La preuve que je ne suis pas un "littéraire".
D'abord commençons par l'application d'un syllogisme qui se révèlera faux. Parce que le livre dont on va parler m'a été offert par quelqu'un qui, parcourant les rayons d'une librairie, tombe sur ce livre.
Oh, v'là un livre sur Jane Austen.
Jean aime beaucoup les romans de Jane Austen
Donc Jean va aimer ce livre….
Oui, mais non. L'histoire racontée dans le roman d'une certaine Gill Hornby, c'est la mise en scène de Cassandra Austen, sœur de Jane qui, à sa mort, est devenue son exécutrice testamentaire. Elle s'est donnée pour objectif de préserver la mémoire de sa sœur et pour ceci, doit récupérer toutes les lettres qu'elle a pu écrire et qui pourraient être utilisées à mauvais escient.

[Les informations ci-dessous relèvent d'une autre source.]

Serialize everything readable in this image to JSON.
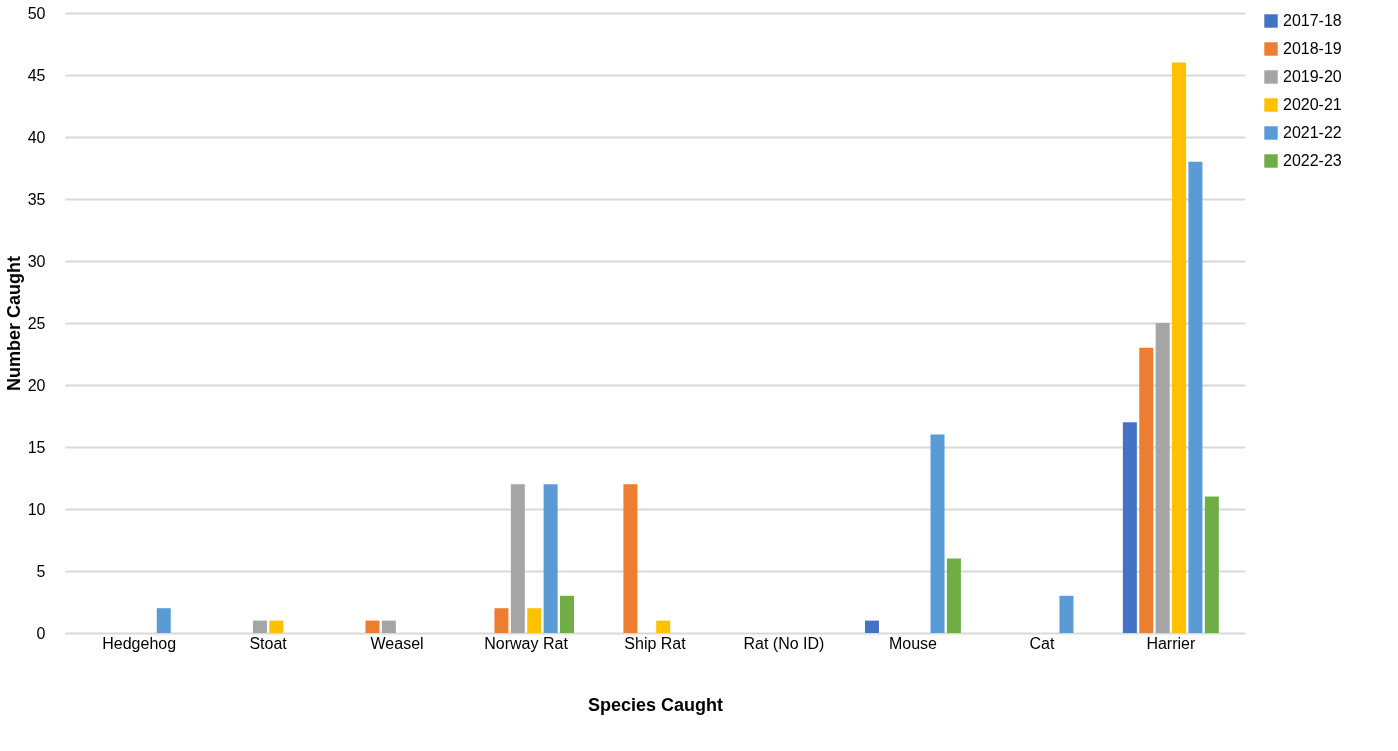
{
  "chart_data": {
    "type": "bar",
    "xlabel": "Species Caught",
    "ylabel": "Number Caught",
    "categories": [
      "Hedgehog",
      "Stoat",
      "Weasel",
      "Norway Rat",
      "Ship Rat",
      "Rat (No ID)",
      "Mouse",
      "Cat",
      "Harrier"
    ],
    "series": [
      {
        "name": "2017-18",
        "color": "#4472c4",
        "values": [
          null,
          null,
          null,
          null,
          null,
          null,
          1,
          null,
          17
        ]
      },
      {
        "name": "2018-19",
        "color": "#ed7d31",
        "values": [
          null,
          null,
          1,
          2,
          12,
          null,
          null,
          null,
          23
        ]
      },
      {
        "name": "2019-20",
        "color": "#a5a5a5",
        "values": [
          null,
          1,
          1,
          12,
          null,
          null,
          null,
          null,
          25
        ]
      },
      {
        "name": "2020-21",
        "color": "#ffc000",
        "values": [
          null,
          1,
          null,
          2,
          1,
          null,
          null,
          null,
          46
        ]
      },
      {
        "name": "2021-22",
        "color": "#5b9bd5",
        "values": [
          2,
          null,
          null,
          12,
          null,
          null,
          16,
          3,
          38
        ]
      },
      {
        "name": "2022-23",
        "color": "#70ad47",
        "values": [
          null,
          null,
          null,
          3,
          null,
          null,
          6,
          null,
          11
        ]
      }
    ],
    "ylim": [
      0,
      50
    ],
    "yticks": [
      0,
      5,
      10,
      15,
      20,
      25,
      30,
      35,
      40,
      45,
      50
    ],
    "grid": "y",
    "legend": "right"
  }
}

On imagine tout de suite le reste du roman qui va faire revivre Cassandra et Jane plus jeunes à travers ces fameuses lettres et surtout faire ressortir les bons et mauvais souvenirs. Tout est imaginaire dans ce roman y compris les lettres de Jane reproduites ; mais bien entendu, c'est sans compter les allusions fines à ses romans que Jane Austen est en train d'écrire. Enfin, les allusions fines ! Celles que j'ai comprises, ce sont celles complètement explicites où les personnages du roman de Gill Hornby discutent des personnages des romans publiés. Parce qu'à mon avis, je suis bien certain qu'il y a des tas d'allusions où tel personnage réel (du roman de Hornby) va se retrouver dans tel personnage d'un roman de Austen. Et celles-là m'ont échappé parce que je n'avais tout simplement pas envie de les chercher.
C'est en ça que je dis détenir "la preuve" que je ne suis pas littéraire car lorsque j'apprécie un roman, je n'ai pas envie de prolonger – de façon interne - le roman à travers une "exégèse" ou une analyse détaillée du texte et des personnages. Jamais. Quel que soit l'auteur.
Je considère toujours qu'un roman d'un auteur est un bloc : si j'apprécie le roman, je le prends tel quel et je considère qu'il se suffit à lui-même. A mon imagination de faire le reste sur la base du roman. Je considère que si Austen n'a pas éprouvé le besoin de s'épancher sur son roman du style "telle nana, eh bien, figurez-vous que c'est ma tante qui est con comme ses pieds" ou "tel mec impudent de tel roman, c'est monsieur x qui ne m'a jamais regardée", alors j'ai à respecter scrupuleusement son silence.
Dans le roman de Hornby, je me fais l'effet d'un voyeur. Même si le style de cette romancière reste dans de très bonnes convenances. Heureusement d'ailleurs. Si cela n'avait pas été le cas, j'aurais abrégé ma lecture.
Au final, le livre est sûrement très bien, sûrement passionnant et très riche : le problème est qu'il ne m'intéresse pas. Probablement parce que je n'ai pas l'esprit suffisamment littéraire.